Uno de los casos más destacados es el de Kilo Mesa, propietario de la planta “Agua Mesa”, en Santo Domingo Norte. Desde hace tres años, Mesa abastece a cientos de hogares con agua tratada bajo procesos rigurosos como ósmosis inversa, ozono y luz ultravioleta. “Vendemos exclusivamente en botellones. El agua de camiones no pasa por todos los filtros necesarios y puede ser riesgosa”, asegura. Con una inversión inicial de 2.5 millones de pesos, su empresa genera más de RD$300,000 mensuales y da empleo a seis personas.
Pero no todos corren con la misma suerte. Rosalba González, quien dirige una pequeña planta en el sector de Villa Mella, llamada “agua viva”denuncia que muchos negocios operan sin cumplir normativas. “Nos exigen permisos de Salud Pública, del Ayuntamiento, de Medio Ambiente, pero al final ves empresas grandes sin licencia vendiendo más que tú. Hay poca supervisión real”, se queja. González afirma que el costo de mantenerse legal supera los RD$100,000 anuales en papeleo y mantenimiento.

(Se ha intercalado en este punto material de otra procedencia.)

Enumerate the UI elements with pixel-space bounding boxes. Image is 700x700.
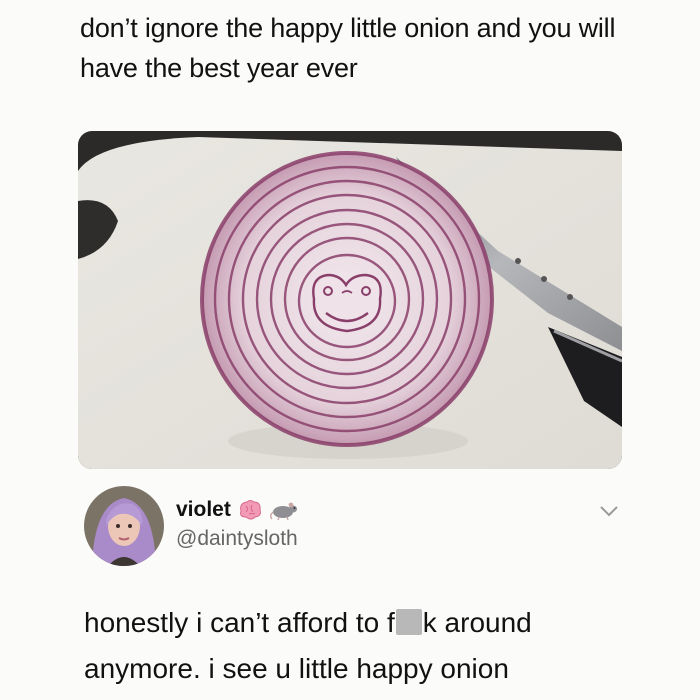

La falta de formación técnica es otra barrera. A diferencia de México, República Dominicana no cuenta con programas oficiales de capacitación para operadores de plantas purificadoras. “Todo lo que he aprendido lo busqué por YouTube y cursos de fuera. Aquí no existe una carrera ni diplomado en purificación de agua, y eso nos deja solos ante el riesgo de fallar”, explica Mesa. Esta carencia técnica puede traducirse en fallas de calidad que afectan directamente la salud de los consumidores.
A pesar de los retos, el negocio se mantiene rentable y en constante crecimiento. “Lo ideal sería crear una red nacional de plantas certificadas, que trabajen con transparencia, y se fomente un mercado competitivo pero seguro”, sugiere Mesa. Mientras tanto, los emprendedores del agua purificada siguen llenando el vacío que deja el sistema local, botellón por botellón.